Lula e Flávio Bolsonaro empatam em rejeição, aponta Datafolha
Lula tem melhor desempenho entre menos escolarizados, mais pobres e nordestinos. Flávio apresenta maior força entre classe média e ricos
247 - O presidente Luiz Inácio Lula da Silva (PT) e o senador Flávio Bolsonaro (PL-RJ) aparecem com níveis semelhantes de rejeição entre os eleitores, segundo pesquisa Datafolha, que também traz uma análise detalhada do perfil do eleitorado por renda, religião e região. O levantamento indica estabilidade nos índices e reforça o cenário de polarização na disputa eleitoral, conforme dados divulgados pela Folha de São Paulo neste sábado (11).

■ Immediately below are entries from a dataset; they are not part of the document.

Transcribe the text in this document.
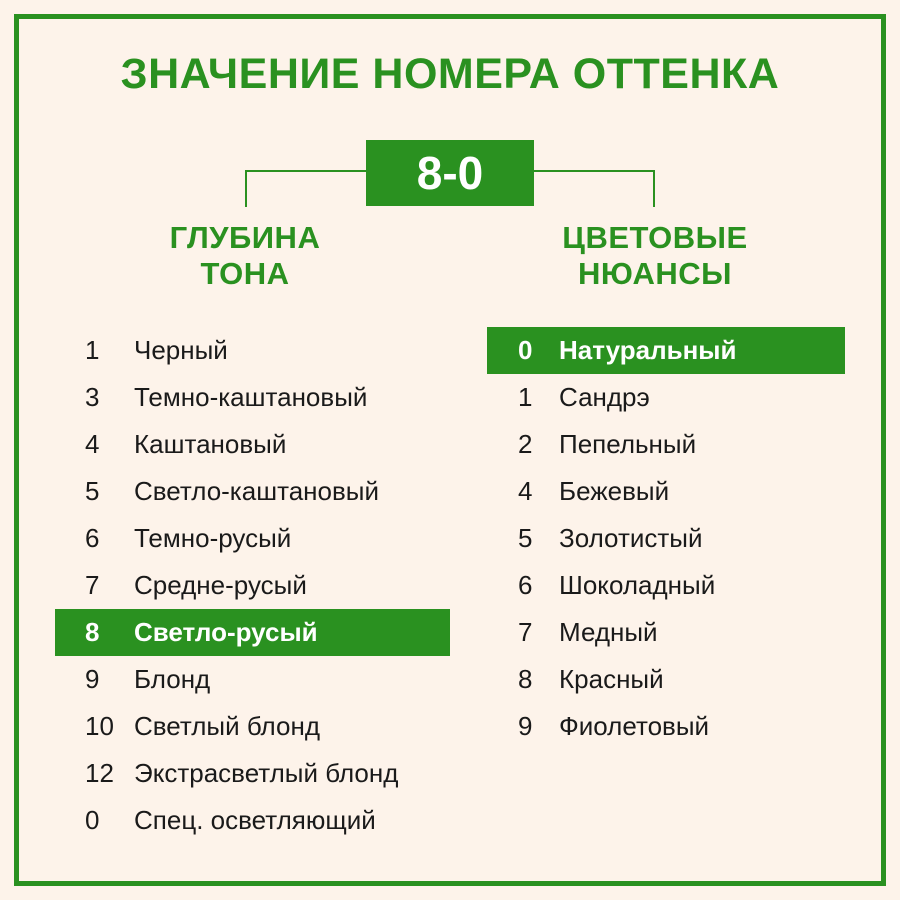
ЗНАЧЕНИЕ НОМЕРА ОТТЕНКА
8-0
ГЛУБИНА
ТОНА
ЦВЕТОВЫЕ
НЮАНСЫ
1 Черный
3 Темно-каштановый
4 Каштановый
5 Светло-каштановый
6 Темно-русый
7 Средне-русый
8 Светло-русый
9 Блонд
10 Светлый блонд
12 Экстрасветлый блонд
0 Спец. осветляющий
0 Натуральный
1 Сандрэ
2 Пепельный
4 Бежевый
5 Золотистый
6 Шоколадный
7 Медный
8 Красный
9 Фиолетовый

De acordo com o instituto, 48% dos entrevistados afirmam que não votariam de forma alguma em Lula, enquanto 46% dizem rejeitar Flávio Bolsonaro. A proximidade dos números evidencia o alto grau de divisão do eleitorado. A pesquisa ouviu 2.004 pessoas em 137 cidades entre os dias 7 e 9 de abril e está registrada no Tribunal Superior Eleitoral (TSE) sob o número BR-03770/2026.
O levantamento também aponta que ambos os nomes possuem elevado nível de conhecimento público: 99% dos entrevistados dizem conhecer Lula, e 93% afirmam conhecer o senador. Esse fator contribui para os altos índices de rejeição, já que a exposição amplia tanto o apoio quanto a rejeição entre os eleitores.
Em contraste, outros pré-candidatos apresentam menor rejeição, acompanhada de menor visibilidade. O governador de Minas Gerais, Romeu Zema (Novo), é desconhecido por 56% dos eleitores e tem rejeição de 17%. Já o governador de Goiás, Ronaldo Caiado (PSD), é desconhecido por 54% e registra rejeição de 16%.
A análise por perfil do eleitorado revela diferenças importantes na distribuição das intenções de voto. Lula tem desempenho acima da média entre os eleitores de menor escolaridade, os de renda mais baixa e os residentes no Nordeste. Entre os menos instruídos, ele alcança 50% das intenções, enquanto entre os mais pobres chega a 44%. No Nordeste, seu apoio sobe para 55%.
Já Flávio Bolsonaro apresenta maior força entre eleitores de renda mais alta e segmentos da classe média. Entre os mais ricos, ele registra 49% das intenções de voto, embora com margem de erro mais elevada. No grupo que recebe entre cinco e dez salários mínimos, atinge 41%.
A divisão também se manifesta no recorte religioso. Entre os evangélicos, Flávio Bolsonaro lidera com 49% das intenções, contra 25% de Lula. Entre os católicos, o cenário se inverte: o presidente marca 43%, enquanto o senador tem 30%.
Regionalmente, Ronaldo Caiado se destaca no Norte e Centro-Oeste, onde alcança 12% das intenções de voto, acima de sua média nacional. Já Romeu Zema apresenta melhor desempenho entre eleitores de renda mais alta, com 9% entre aqueles que recebem acima de dez salários mínimos.
Os dados indicam que, além do empate técnico em rejeição entre os principais nomes, a disputa eleitoral segue marcada por forte segmentação do eleitorado, com diferenças claras de apoio conforme renda, religião e localização geográfica.